映画レビュー
フランシス・フォード・コッポラ『ゴッドファザー』
この映画を観ているときに感じる、切迫したり寛解したりしながらも、なおも持続する鋭利な衝撃の根拠はいったい何なのだろうと考えていた。それはやはり、常に持続し、マッチのように少しの摩擦さえあればすぐに発火しそうな、主人公たちの意志の緊迫なのだと思う。
この意志は、単純に人を殺すという、規範に反する暴力的意志だけではない。抗争相手の動向を探り、身内が狙われないように配慮し、ファミリーの存続と繁栄を常に気遣うことに耐える、そういう意志であり、また、人を殺した後も、その罪責感や良心の呵責、そういうものに対抗する意志である。

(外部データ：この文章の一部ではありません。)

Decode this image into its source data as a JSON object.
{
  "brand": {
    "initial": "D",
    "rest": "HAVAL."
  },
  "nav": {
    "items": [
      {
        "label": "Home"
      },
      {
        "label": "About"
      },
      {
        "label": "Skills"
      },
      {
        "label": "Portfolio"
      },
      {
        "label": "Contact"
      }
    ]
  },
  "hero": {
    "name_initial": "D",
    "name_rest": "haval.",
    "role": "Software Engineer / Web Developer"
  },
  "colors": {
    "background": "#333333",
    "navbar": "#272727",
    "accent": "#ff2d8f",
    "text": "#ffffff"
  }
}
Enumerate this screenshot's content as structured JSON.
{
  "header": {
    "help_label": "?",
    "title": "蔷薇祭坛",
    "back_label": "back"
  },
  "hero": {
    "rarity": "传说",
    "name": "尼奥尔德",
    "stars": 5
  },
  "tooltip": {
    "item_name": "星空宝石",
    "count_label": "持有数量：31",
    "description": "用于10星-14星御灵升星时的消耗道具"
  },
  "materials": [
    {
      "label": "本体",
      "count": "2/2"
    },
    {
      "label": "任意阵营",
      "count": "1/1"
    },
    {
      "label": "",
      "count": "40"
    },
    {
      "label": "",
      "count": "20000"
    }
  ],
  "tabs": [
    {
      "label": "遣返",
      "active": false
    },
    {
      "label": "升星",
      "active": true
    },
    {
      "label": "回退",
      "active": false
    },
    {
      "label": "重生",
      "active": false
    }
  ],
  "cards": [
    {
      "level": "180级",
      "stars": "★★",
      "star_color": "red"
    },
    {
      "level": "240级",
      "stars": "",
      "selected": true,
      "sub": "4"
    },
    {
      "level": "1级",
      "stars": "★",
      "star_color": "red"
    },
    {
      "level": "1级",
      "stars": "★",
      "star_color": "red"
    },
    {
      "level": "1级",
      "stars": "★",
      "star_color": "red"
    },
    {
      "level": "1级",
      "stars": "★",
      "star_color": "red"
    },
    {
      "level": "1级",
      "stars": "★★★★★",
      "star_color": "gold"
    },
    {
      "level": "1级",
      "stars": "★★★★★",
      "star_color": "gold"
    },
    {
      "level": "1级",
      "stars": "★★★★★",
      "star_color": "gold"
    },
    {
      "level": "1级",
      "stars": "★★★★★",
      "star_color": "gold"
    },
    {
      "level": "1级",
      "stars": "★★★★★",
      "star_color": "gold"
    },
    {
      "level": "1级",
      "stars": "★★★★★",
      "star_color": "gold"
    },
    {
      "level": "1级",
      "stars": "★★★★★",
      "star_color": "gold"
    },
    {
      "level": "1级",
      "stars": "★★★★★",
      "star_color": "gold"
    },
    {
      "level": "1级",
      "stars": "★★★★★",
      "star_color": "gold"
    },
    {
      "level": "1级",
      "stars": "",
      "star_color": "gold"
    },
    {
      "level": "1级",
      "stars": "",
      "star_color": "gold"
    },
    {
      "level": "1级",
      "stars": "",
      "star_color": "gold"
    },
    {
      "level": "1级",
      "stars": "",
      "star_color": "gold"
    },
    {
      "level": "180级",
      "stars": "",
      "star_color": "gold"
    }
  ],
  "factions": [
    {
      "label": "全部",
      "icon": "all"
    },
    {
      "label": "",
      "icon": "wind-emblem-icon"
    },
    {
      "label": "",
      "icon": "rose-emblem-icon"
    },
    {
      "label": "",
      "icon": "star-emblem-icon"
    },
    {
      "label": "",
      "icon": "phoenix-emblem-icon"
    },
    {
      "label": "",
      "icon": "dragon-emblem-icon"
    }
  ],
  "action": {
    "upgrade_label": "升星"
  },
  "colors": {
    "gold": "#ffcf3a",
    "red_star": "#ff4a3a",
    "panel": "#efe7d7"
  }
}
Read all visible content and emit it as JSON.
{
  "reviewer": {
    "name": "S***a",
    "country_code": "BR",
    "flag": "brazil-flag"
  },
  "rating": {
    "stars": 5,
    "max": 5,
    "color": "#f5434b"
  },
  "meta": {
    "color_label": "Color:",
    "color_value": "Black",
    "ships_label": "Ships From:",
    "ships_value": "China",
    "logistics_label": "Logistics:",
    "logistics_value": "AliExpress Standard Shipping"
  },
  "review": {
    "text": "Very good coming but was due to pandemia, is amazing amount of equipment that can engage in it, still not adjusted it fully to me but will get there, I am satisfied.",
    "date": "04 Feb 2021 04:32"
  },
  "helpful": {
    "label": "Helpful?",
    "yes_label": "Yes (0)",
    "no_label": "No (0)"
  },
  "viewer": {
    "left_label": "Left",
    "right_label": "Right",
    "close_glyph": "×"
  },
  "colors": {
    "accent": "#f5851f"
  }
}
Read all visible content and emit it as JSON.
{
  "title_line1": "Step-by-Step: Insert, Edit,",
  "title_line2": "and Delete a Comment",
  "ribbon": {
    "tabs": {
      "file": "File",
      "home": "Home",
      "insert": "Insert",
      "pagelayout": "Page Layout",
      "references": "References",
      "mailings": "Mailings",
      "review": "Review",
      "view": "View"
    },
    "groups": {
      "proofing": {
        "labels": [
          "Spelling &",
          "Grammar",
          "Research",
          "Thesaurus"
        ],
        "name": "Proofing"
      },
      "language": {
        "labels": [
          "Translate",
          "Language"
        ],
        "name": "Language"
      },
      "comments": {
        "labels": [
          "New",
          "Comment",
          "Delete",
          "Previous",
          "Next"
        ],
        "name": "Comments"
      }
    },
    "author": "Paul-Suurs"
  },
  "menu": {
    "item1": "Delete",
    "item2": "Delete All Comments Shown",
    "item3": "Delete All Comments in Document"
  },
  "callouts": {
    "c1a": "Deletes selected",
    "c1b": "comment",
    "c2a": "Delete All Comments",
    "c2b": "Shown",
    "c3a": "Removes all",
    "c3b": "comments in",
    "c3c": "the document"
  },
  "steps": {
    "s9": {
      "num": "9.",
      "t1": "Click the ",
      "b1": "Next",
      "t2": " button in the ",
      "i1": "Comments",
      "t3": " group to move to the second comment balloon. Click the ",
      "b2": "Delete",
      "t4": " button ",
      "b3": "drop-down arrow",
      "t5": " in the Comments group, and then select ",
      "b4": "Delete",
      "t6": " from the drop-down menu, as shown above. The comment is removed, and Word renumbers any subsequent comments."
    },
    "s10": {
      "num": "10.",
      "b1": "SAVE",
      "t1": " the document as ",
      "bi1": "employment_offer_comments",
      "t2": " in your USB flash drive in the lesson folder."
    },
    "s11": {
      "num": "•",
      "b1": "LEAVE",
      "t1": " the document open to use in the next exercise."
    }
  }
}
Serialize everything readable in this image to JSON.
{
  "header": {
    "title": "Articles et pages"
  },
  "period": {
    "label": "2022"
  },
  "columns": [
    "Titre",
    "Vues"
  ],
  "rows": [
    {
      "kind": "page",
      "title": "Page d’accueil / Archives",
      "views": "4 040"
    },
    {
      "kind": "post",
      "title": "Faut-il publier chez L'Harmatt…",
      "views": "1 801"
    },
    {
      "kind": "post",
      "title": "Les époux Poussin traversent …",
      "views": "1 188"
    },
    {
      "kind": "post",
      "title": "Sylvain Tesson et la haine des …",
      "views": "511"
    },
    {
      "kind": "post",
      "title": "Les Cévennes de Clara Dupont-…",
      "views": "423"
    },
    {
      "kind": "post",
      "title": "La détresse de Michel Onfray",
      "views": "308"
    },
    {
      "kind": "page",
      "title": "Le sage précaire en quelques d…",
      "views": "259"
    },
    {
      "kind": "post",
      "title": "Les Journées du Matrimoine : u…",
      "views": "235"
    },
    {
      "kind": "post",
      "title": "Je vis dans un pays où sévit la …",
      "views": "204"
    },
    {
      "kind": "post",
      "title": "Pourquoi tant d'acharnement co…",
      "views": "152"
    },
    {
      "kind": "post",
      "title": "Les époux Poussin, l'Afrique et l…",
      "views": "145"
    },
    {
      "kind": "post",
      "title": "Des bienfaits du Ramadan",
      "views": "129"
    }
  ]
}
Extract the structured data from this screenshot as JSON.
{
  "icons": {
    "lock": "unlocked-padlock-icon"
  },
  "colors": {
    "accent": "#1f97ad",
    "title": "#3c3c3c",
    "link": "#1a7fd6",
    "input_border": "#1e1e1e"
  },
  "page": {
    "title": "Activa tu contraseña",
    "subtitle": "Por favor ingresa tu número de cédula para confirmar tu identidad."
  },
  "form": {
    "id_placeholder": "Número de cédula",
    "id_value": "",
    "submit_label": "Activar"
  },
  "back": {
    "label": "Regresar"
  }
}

この意志による衝撃が最も強く感じられるのが、マイケルが初めて人を殺すシーンである。トイレに隠された銃を取りに席を立つことを告げるときの意志の緊張、そして銃を見つけ殺す決意をするときの意志の緊張、そして規範障害を乗り越え思いきって人を殺してしまうときの葛藤に耐える意志。
この映画の素晴らしさは、そのような意志の持続をあくまで人間の真実として描き、Vシネのように戯画化しないところである。Vシネに登場するヤクザは初めから悪事を働くのが当然のキャラである。だが、ドンの座を引き継ぐマイケルは、もともと大学出の堅気の人間であり、それがどんどんファミリーの繁栄のために意志の緊迫を持続させる人間に変貌していく。その変貌に、一種の教養小説的な成長のモチーフ、自我形成のモチーフが組み込まれている。彼もまた、マフィアの抗争と言う周囲の環境に適応すべく自己を克服し成長していくのである。普通の人間とは方向性が違うが、ここには明らかに人類普遍の自我形成のモチーフがある。